The journalism industry hasn’t had a great year, in part due to declining digital ad sales across the board. But The Messenger’s implosion is shockingly egregious, even in a time when 3,000 journalists have been laid off in the last year.

Founded by Jimmy Finkelstein (the former owner of The Hollywood Reporter and The Hill), The Messenger had lost about $38 million of its startup capital and only generated $3 million by late last year, per The New York Times. At launch, Finkelstein claimed the company would grow to make $100 million in revenue after its first year, but it only lasted about nine months.

The Messenger had been trying to raise additional capital in the hours leading up to its demise. But it failed to secure the funding it needed, which raises the question of why the publication needed to raise more money so soon, anyway.

“Over the last few weeks, literally until last night, we exhausted every option available and have endeavored to raise sufficient capital to reach profitability,” Finkelstein wrote. “Unfortunately, we have been unable to do so, which is why we haven’t shared the news with you until now. This is truly the last thing I wanted, and I am deeply sorry.”

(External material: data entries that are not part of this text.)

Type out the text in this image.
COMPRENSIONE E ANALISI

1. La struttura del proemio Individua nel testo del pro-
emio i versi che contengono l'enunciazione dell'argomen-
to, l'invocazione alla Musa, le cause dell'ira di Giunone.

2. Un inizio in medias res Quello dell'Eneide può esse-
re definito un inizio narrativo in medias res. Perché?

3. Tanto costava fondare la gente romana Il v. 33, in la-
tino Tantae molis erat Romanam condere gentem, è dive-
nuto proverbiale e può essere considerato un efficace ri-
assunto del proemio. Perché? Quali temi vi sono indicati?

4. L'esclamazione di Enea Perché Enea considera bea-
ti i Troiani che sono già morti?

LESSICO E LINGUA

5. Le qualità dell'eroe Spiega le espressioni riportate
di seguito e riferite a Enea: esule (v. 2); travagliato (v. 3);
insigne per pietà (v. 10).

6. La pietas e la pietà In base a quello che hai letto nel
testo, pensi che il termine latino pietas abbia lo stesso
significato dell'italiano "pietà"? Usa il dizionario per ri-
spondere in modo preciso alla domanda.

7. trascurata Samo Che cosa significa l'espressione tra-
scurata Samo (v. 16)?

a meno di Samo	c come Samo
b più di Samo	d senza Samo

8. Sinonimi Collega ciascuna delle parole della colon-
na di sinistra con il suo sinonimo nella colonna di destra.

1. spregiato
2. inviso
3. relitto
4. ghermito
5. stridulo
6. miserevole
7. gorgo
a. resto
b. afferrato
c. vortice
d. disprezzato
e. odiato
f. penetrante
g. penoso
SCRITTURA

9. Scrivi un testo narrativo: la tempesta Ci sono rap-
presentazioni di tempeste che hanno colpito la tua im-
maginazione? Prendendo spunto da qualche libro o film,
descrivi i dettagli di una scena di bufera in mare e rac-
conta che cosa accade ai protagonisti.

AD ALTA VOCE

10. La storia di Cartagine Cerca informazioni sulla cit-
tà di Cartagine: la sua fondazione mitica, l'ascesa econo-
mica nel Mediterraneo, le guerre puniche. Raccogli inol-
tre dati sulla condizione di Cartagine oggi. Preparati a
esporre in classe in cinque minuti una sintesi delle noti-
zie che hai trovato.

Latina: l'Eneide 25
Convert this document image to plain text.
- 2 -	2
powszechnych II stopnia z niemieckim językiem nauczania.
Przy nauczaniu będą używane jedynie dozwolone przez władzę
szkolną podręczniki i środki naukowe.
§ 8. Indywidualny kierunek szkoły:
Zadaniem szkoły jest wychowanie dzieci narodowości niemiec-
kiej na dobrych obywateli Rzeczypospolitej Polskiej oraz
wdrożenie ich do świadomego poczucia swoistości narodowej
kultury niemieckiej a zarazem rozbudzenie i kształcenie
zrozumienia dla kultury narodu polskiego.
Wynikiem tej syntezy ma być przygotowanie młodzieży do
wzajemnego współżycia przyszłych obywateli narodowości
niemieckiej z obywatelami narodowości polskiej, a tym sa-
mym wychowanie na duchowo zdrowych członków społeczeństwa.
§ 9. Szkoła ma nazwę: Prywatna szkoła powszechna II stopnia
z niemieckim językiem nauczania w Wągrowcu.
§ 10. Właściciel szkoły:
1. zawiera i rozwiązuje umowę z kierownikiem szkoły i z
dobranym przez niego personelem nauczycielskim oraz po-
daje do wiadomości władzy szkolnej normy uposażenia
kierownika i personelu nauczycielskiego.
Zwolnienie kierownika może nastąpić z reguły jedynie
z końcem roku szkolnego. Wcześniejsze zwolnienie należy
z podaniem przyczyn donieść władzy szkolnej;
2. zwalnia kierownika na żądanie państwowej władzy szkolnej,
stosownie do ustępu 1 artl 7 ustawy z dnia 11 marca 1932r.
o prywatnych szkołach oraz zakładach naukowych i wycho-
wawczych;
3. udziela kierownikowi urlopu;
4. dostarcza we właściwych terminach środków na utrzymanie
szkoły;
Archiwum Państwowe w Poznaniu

Like pretty much every other company that has conducted layoffs in the last few years, Finkelstein cited vague “economic headwinds” in his note to staff about the closure (which, we cannot emphasize enough, came after staff learned that they lost their jobs from a New York Times article). Still, Finkelstein has not addressed just how it’s possible to burn through so much money so quickly.

From the get-go, media experts were skeptical of The Messenger’s game plan, which was to leverage social media referral traffic to generate ad revenue. This strategy for a media business might have worked 15 years ago, but this isn’t the era of the BuzzFeed boom (just look at that company’s stock price). At launch, Nieman Lab noted that The Messenger was publishing a new story every two minutes, some of which were only one sentence long. Though Finkelstein’s ambitions to build a large-scale, unbiased media machine were lofty, they were ultimately doomed to fail. Sadly, that failure means financial uncertainty and precarious healthcare coverage for its workers.

“I cannot fathom doing this to anyone,” wrote former Messenger staffer Madeline Fitzgerald on X. “I don’t [know] why you would treat employees like this.”